Abstract:The limited ability of Convolutional Neural Networks to generalize to images from previously unseen domains is a major limitation, in particular, for safety-critical clinical tasks such as dermoscopic skin cancer classification. In order to translate CNN-based applications into the clinic, it is essential that they are able to adapt to domain shifts. Such new conditions can arise through the use of different image acquisition systems or varying lighting conditions. In dermoscopy, shifts can also occur as a change in patient age or occurence of rare lesion localizations (e.g. palms). These are not prominently represented in most training datasets and can therefore lead to a decrease in performance. In order to verify the generalizability of classification models in real world clinical settings it is crucial to have access to data which mimics such domain shifts. To our knowledge no dermoscopic image dataset exists where such domain shifts are properly described and quantified. We therefore grouped publicly available images from ISIC archive based on their metadata (e.g. acquisition location, lesion localization, patient age) to generate meaningful domains.

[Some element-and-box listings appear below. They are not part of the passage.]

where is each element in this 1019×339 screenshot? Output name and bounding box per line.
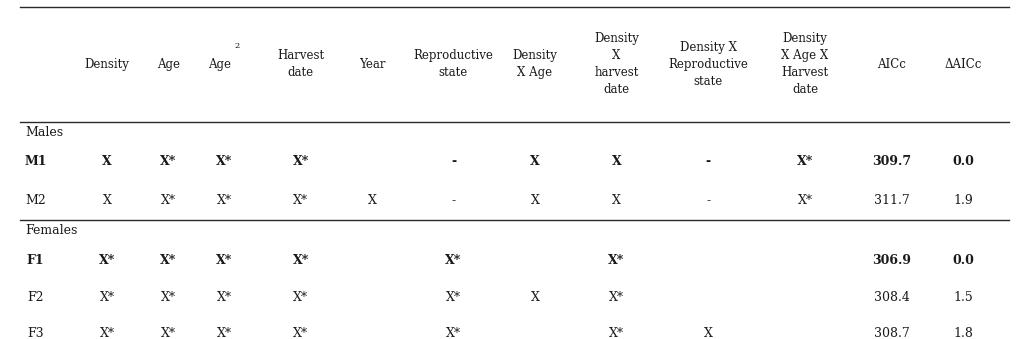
Text: Density
X
harvest
date: Density X harvest date [594, 33, 639, 96]
Text: Age: Age [157, 58, 179, 71]
Text: X*: X* [798, 194, 812, 207]
Text: X*: X* [797, 155, 813, 168]
Text: X*: X* [293, 326, 308, 339]
Text: X*: X* [293, 291, 308, 304]
Text: AICc: AICc [877, 58, 906, 71]
Text: 308.4: 308.4 [873, 291, 910, 304]
Text: Harvest
date: Harvest date [277, 49, 324, 79]
Text: X*: X* [609, 326, 624, 339]
Text: 2: 2 [234, 42, 240, 50]
Text: X*: X* [161, 291, 175, 304]
Text: X*: X* [217, 194, 231, 207]
Text: X*: X* [446, 291, 461, 304]
Text: -: - [706, 194, 710, 207]
Text: X*: X* [216, 254, 232, 267]
Text: X*: X* [217, 291, 231, 304]
Text: X: X [612, 194, 621, 207]
Text: X*: X* [160, 155, 176, 168]
Text: Year: Year [359, 58, 385, 71]
Text: Density: Density [85, 58, 129, 71]
Text: X*: X* [100, 326, 114, 339]
Text: X: X [611, 155, 622, 168]
Text: X*: X* [216, 155, 232, 168]
Text: X*: X* [293, 194, 308, 207]
Text: Density
X Age: Density X Age [513, 49, 557, 79]
Text: X*: X* [161, 326, 175, 339]
Text: 1.8: 1.8 [953, 326, 973, 339]
Text: Density
X Age X
Harvest
date: Density X Age X Harvest date [782, 33, 828, 96]
Text: 306.9: 306.9 [872, 254, 911, 267]
Text: ΔAICc: ΔAICc [945, 58, 981, 71]
Text: M2: M2 [25, 194, 46, 207]
Text: -: - [705, 155, 711, 168]
Text: X: X [368, 194, 376, 207]
Text: 0.0: 0.0 [952, 155, 974, 168]
Text: 1.9: 1.9 [953, 194, 973, 207]
Text: X*: X* [446, 326, 461, 339]
Text: 309.7: 309.7 [872, 155, 911, 168]
Text: X: X [531, 291, 539, 304]
Text: X*: X* [292, 155, 309, 168]
Text: Age: Age [208, 58, 230, 71]
Text: X*: X* [99, 254, 115, 267]
Text: Females: Females [25, 224, 77, 237]
Text: -: - [451, 194, 455, 207]
Text: X*: X* [161, 194, 175, 207]
Text: X: X [530, 155, 540, 168]
Text: X: X [102, 155, 112, 168]
Text: 311.7: 311.7 [873, 194, 910, 207]
Text: F1: F1 [26, 254, 45, 267]
Text: X*: X* [100, 291, 114, 304]
Text: -: - [450, 155, 457, 168]
Text: 308.7: 308.7 [873, 326, 910, 339]
Text: Reproductive
state: Reproductive state [414, 49, 493, 79]
Text: X: X [531, 194, 539, 207]
Text: F2: F2 [28, 291, 44, 304]
Text: X*: X* [292, 254, 309, 267]
Text: Density X
Reproductive
state: Density X Reproductive state [668, 41, 748, 88]
Text: M1: M1 [24, 155, 47, 168]
Text: 1.5: 1.5 [953, 291, 973, 304]
Text: X*: X* [609, 291, 624, 304]
Text: X*: X* [445, 254, 462, 267]
Text: X*: X* [217, 326, 231, 339]
Text: F3: F3 [28, 326, 44, 339]
Text: X*: X* [160, 254, 176, 267]
Text: X*: X* [608, 254, 625, 267]
Text: X: X [103, 194, 111, 207]
Text: Males: Males [25, 126, 63, 139]
Text: X: X [704, 326, 712, 339]
Text: 0.0: 0.0 [952, 254, 974, 267]
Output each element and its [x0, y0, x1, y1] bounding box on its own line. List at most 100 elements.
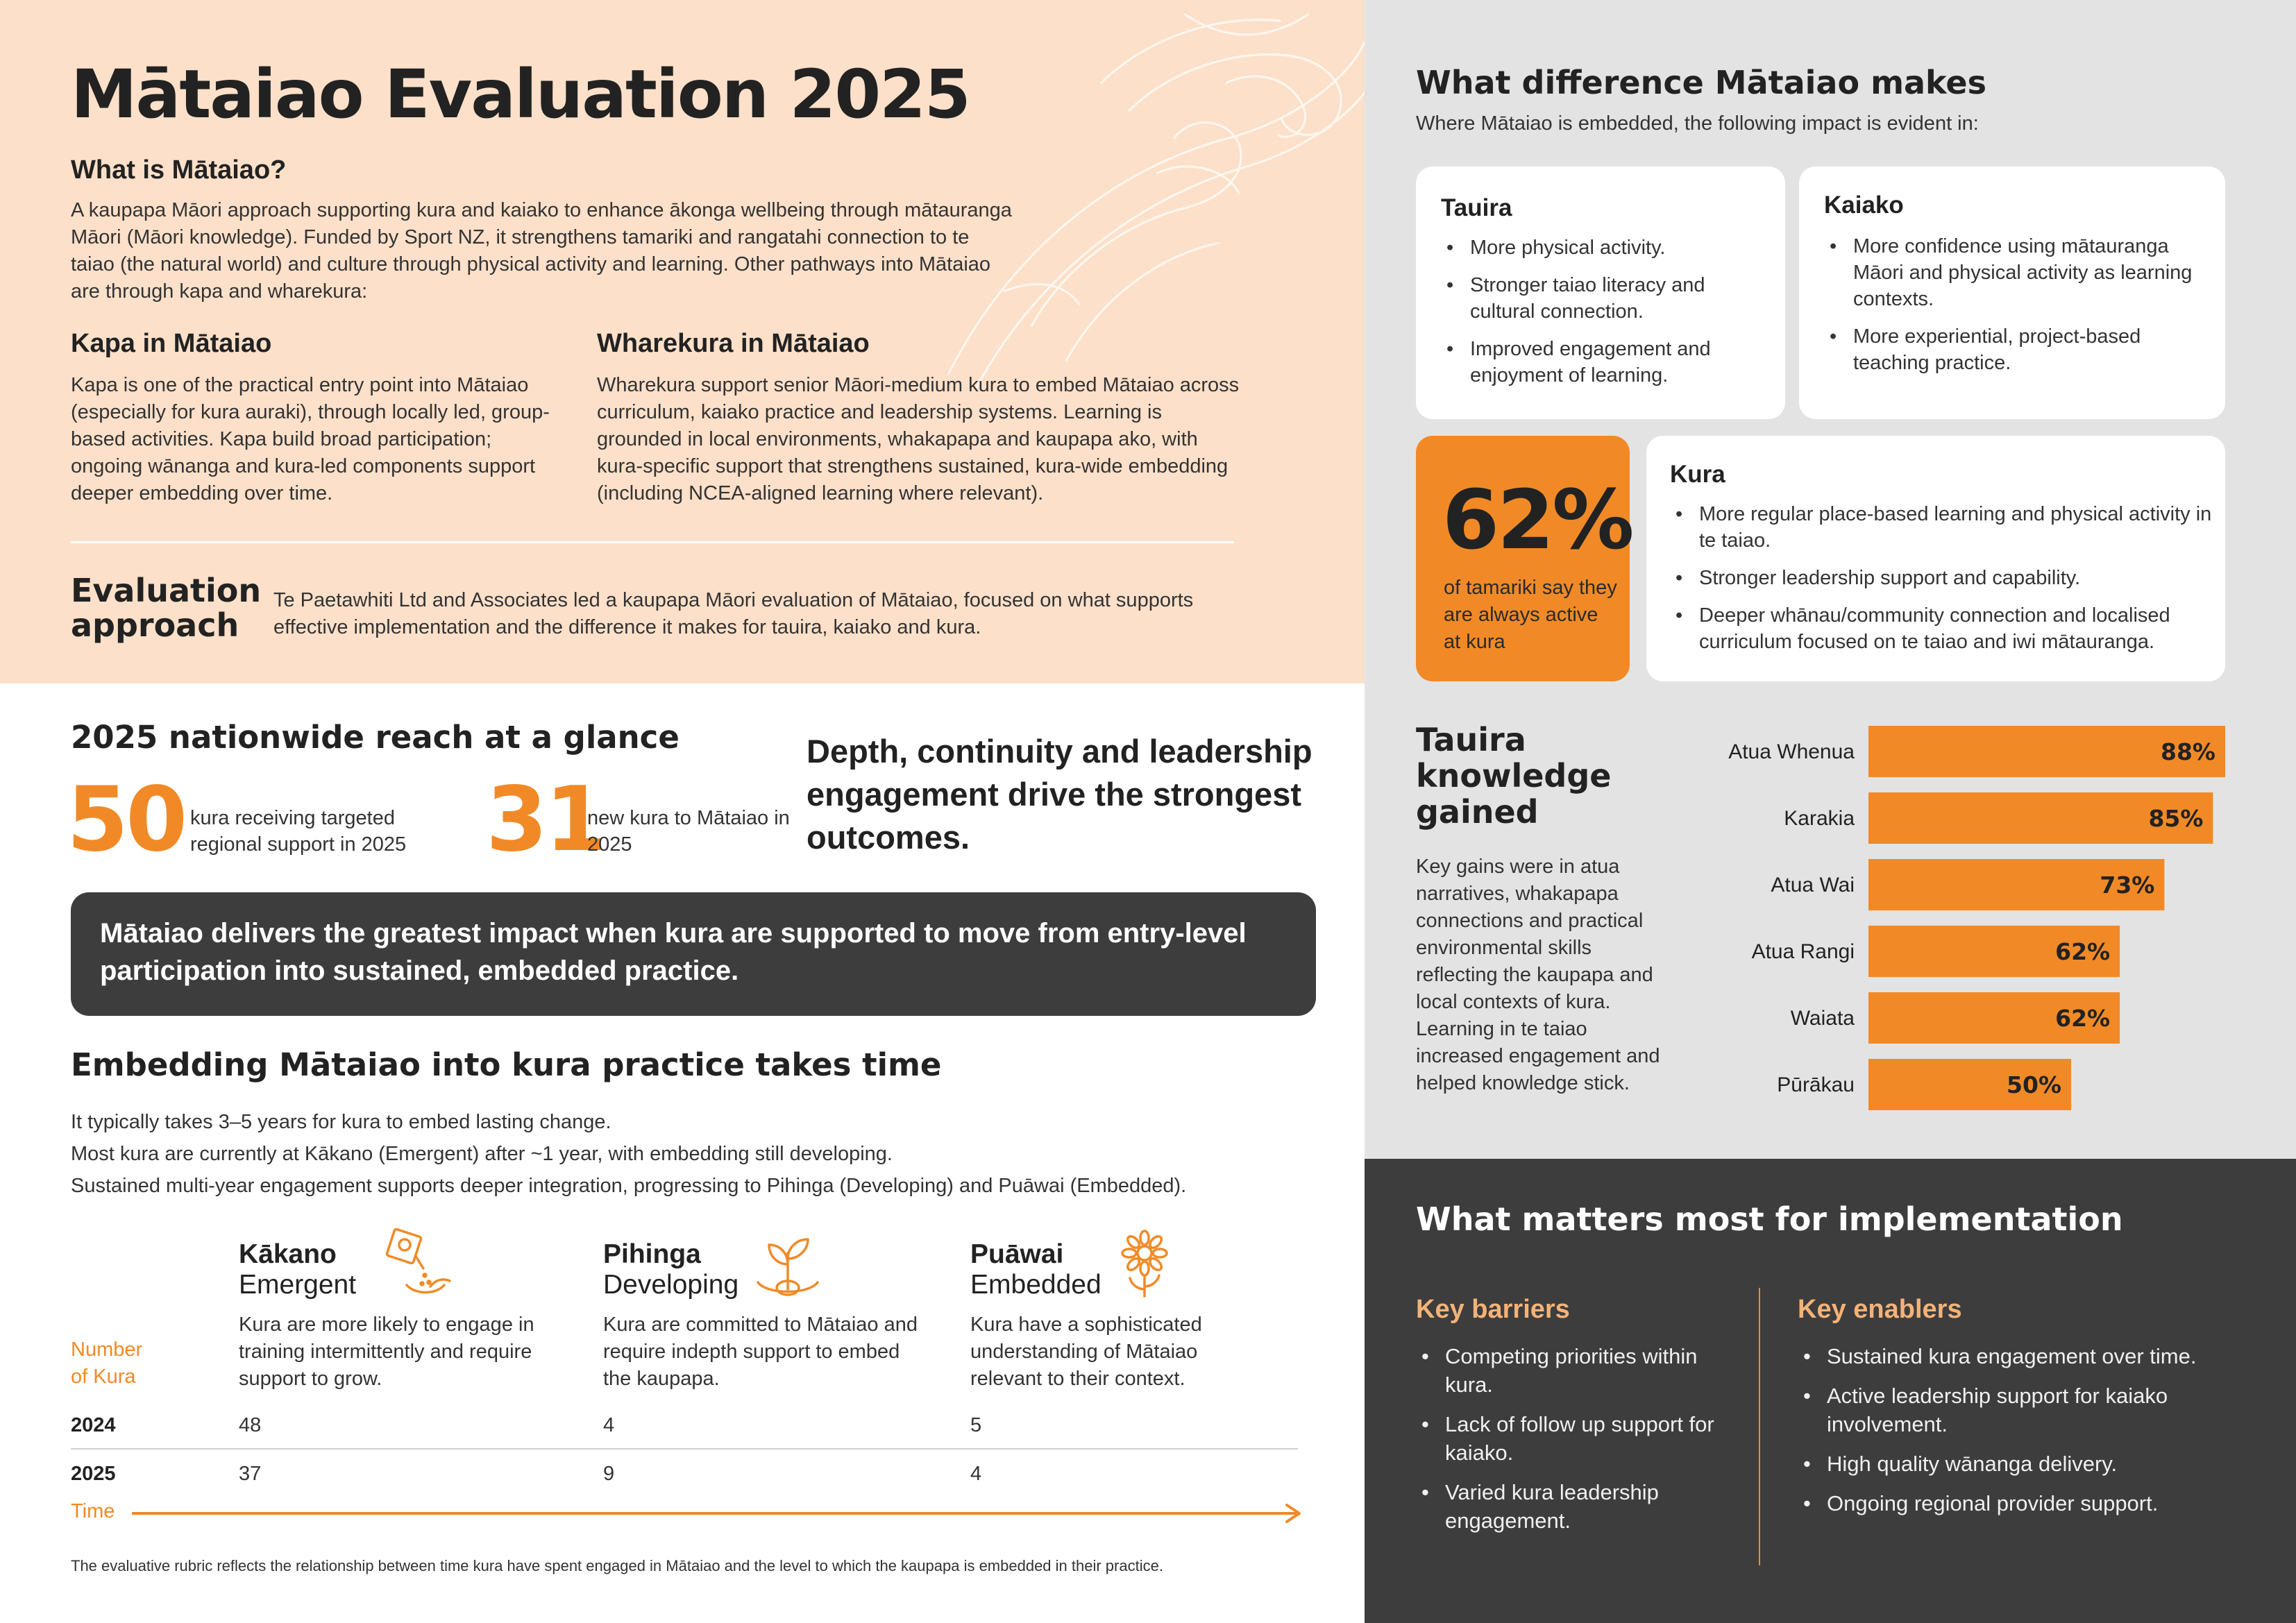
embedding-text: It typically takes 3–5 years for kura to…	[71, 1106, 1320, 1202]
stat-kura-supported-label: kura receiving targeted regional support…	[190, 807, 407, 856]
stat-new-kura-value: 31	[486, 768, 607, 872]
stage-desc-puawai: Kura have a sophisticated understanding …	[970, 1314, 1202, 1390]
matters-heading: What matters most for implementation	[1416, 1200, 2123, 1238]
list-item: High quality wānanga delivery.	[1799, 1450, 2271, 1478]
stage-sub-pihinga: Developing	[603, 1270, 739, 1300]
embedding-line: It typically takes 3–5 years for kura to…	[71, 1111, 611, 1133]
bar	[1868, 992, 2120, 1044]
bar	[1868, 1059, 2072, 1110]
list-item: Active leadership support for kaiako inv…	[1799, 1382, 2271, 1438]
time-arrow-icon	[132, 1504, 1301, 1523]
knowledge-heading: Tauira knowledge gained	[1416, 722, 1611, 830]
bar	[1868, 926, 2120, 977]
knowledge-heading-line: knowledge	[1416, 757, 1612, 794]
page-title: Mātaiao Evaluation 2025	[71, 56, 971, 133]
knowledge-heading-line: gained	[1416, 793, 1539, 831]
bar-category-label: Waiata	[1791, 1007, 1855, 1030]
kapa-text: Kapa is one of the practical entry point…	[71, 374, 550, 504]
knowledge-bar-chart: Atua Whenua 88% Karakia 85% Atua Wai 73% Atua …	[1728, 726, 2225, 1110]
stage-desc-kakano: Kura are more likely to engage in traini…	[239, 1314, 534, 1390]
bar-category-label: Atua Rangi	[1752, 940, 1855, 963]
evaluation-heading: Evaluation approach	[71, 573, 261, 643]
cell-2025-kakano: 37	[239, 1463, 262, 1485]
list-item: Deeper whānau/community connection and l…	[1671, 602, 2220, 655]
wharekura-text: Wharekura support senior Māori-medium ku…	[597, 374, 1240, 504]
number-of-kura-label-line2: of Kura	[71, 1366, 136, 1388]
bar-category-label: Karakia	[1784, 807, 1855, 830]
intro-panel: Mātaiao Evaluation 2025 What is Mātaiao?…	[0, 0, 1365, 683]
list-item: More physical activity.	[1442, 235, 1775, 261]
impact-banner: Mātaiao delivers the greatest impact whe…	[71, 892, 1316, 1016]
embedding-heading: Embedding Mātaiao into kura practice tak…	[71, 1046, 942, 1083]
bar	[1868, 859, 2165, 910]
bar-value-label: 88%	[2161, 738, 2215, 765]
evaluation-heading-line1: Evaluation	[71, 572, 262, 609]
active-stat-label: of tamariki say they are always active a…	[1444, 577, 1617, 653]
cell-2025-puawai: 4	[970, 1463, 982, 1485]
flower-icon	[1121, 1230, 1168, 1298]
stage-name-pihinga: Pihinga	[603, 1239, 701, 1269]
embedding-line: Sustained multi-year engagement supports…	[71, 1175, 1187, 1197]
stat-kura-supported-value: 50	[67, 768, 187, 872]
stage-name-puawai: Puāwai	[970, 1239, 1064, 1269]
list-item: Ongoing regional provider support.	[1799, 1489, 2271, 1518]
what-is-text: A kaupapa Māori approach supporting kura…	[71, 199, 1012, 303]
list-item: More experiential, project-based teachin…	[1825, 323, 2214, 376]
cell-2025-pihinga: 9	[603, 1463, 615, 1485]
list-item: Stronger leadership support and capabili…	[1671, 565, 2220, 591]
knowledge-heading-line: Tauira	[1416, 721, 1526, 758]
list-item: Lack of follow up support for kaiako.	[1417, 1410, 1723, 1467]
row-year-2024: 2024	[71, 1414, 116, 1436]
seedling-icon	[757, 1238, 819, 1296]
stage-sub-puawai: Embedded	[970, 1270, 1101, 1300]
bar-category-label: Pūrākau	[1777, 1073, 1855, 1096]
kura-list: More regular place-based learning and ph…	[1671, 501, 2220, 666]
time-axis-label: Time	[71, 1500, 115, 1522]
section-divider	[71, 541, 1234, 543]
koru-pattern-decoration	[947, 12, 1365, 389]
cell-2024-kakano: 48	[239, 1414, 262, 1436]
embedding-line: Most kura are currently at Kākano (Emerg…	[71, 1143, 893, 1165]
bar-category-label: Atua Wai	[1771, 874, 1855, 897]
column-divider	[1759, 1288, 1760, 1565]
footnote: The evaluative rubric reflects the relat…	[71, 1557, 1163, 1574]
stage-desc-pihinga: Kura are committed to Mātaiao and requir…	[603, 1314, 918, 1390]
bar-value-label: 62%	[2055, 1005, 2110, 1032]
number-of-kura-label: Number of Kura	[71, 1336, 210, 1391]
difference-heading: What difference Mātaiao makes	[1416, 64, 1986, 101]
difference-subtitle: Where Mātaiao is embedded, the following…	[1416, 112, 1979, 135]
barriers-list: Competing priorities within kura. Lack o…	[1417, 1342, 1723, 1546]
bar-value-label: 50%	[2007, 1071, 2061, 1098]
kaiako-card-heading: Kaiako	[1824, 192, 1904, 219]
active-stat-card	[1416, 436, 1630, 681]
number-of-kura-label-line1: Number	[71, 1339, 143, 1361]
list-item: Stronger taiao literacy and cultural con…	[1442, 272, 1775, 325]
list-item: Improved engagement and enjoyment of lea…	[1442, 336, 1775, 389]
tauira-list: More physical activity. Stronger taiao l…	[1442, 235, 1775, 400]
active-stat-value: 62%	[1442, 472, 1634, 568]
list-item: Varied kura leadership engagement.	[1417, 1478, 1723, 1535]
bar	[1868, 726, 2225, 777]
bar	[1868, 792, 2213, 844]
knowledge-text: Key gains were in atua narratives, whaka…	[1416, 856, 1660, 1094]
row-year-2025: 2025	[71, 1463, 116, 1485]
what-is-heading: What is Mātaiao?	[71, 155, 287, 185]
cell-2024-puawai: 5	[970, 1414, 982, 1436]
list-item: Competing priorities within kura.	[1417, 1342, 1723, 1399]
enablers-heading: Key enablers	[1798, 1295, 1962, 1324]
barriers-heading: Key barriers	[1416, 1295, 1570, 1324]
bar-category-label: Atua Whenua	[1728, 740, 1855, 763]
table-row-divider	[71, 1448, 1298, 1450]
wharekura-heading: Wharekura in Mātaiao	[597, 329, 870, 358]
enablers-list: Sustained kura engagement over time. Act…	[1799, 1342, 2271, 1529]
depth-statement: Depth, continuity and leadership engagem…	[807, 733, 1312, 856]
list-item: More confidence using mātauranga Māori a…	[1825, 233, 2214, 312]
bar-value-label: 62%	[2055, 938, 2110, 965]
kaiako-list: More confidence using mātauranga Māori a…	[1825, 233, 2214, 387]
stat-new-kura-label: new kura to Mātaiao in 2025	[587, 807, 790, 856]
tauira-card-heading: Tauira	[1441, 194, 1512, 221]
seed-packet-icon	[385, 1227, 451, 1294]
evaluation-heading-line2: approach	[71, 606, 239, 644]
reach-heading: 2025 nationwide reach at a glance	[71, 719, 679, 756]
list-item: Sustained kura engagement over time.	[1799, 1342, 2271, 1370]
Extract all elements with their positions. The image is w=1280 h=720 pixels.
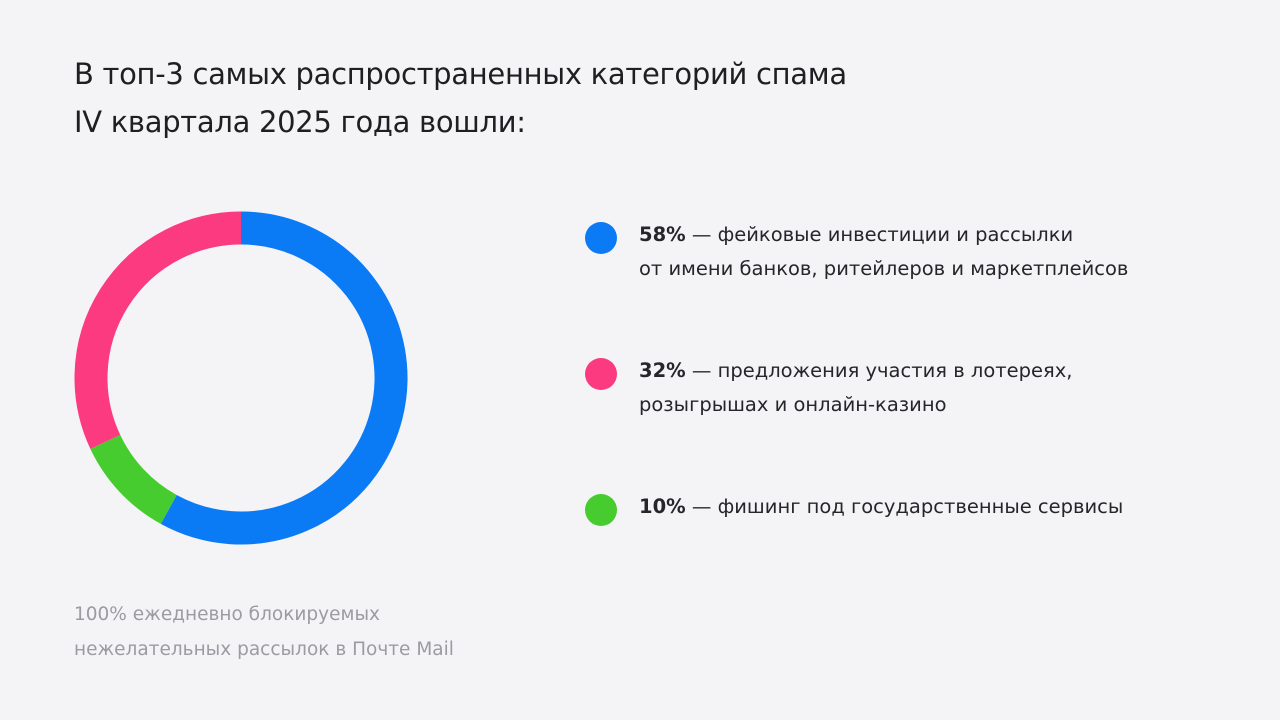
legend-label: — фейковые инвестиции и рассылки [685, 223, 1074, 246]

To verify that these domains are in fact distinct, we used multiple quantification measures to estimate the presence and intensity of domain shifts. Additionally, we analyzed the performance on these domains with and without an unsupervised domain adaptation technique. We observed that in most of our grouped domains, domain shifts in fact exist. Based on our results, we believe these datasets to be helpful for testing the generalization capabilities of dermoscopic skin cancer classifiers.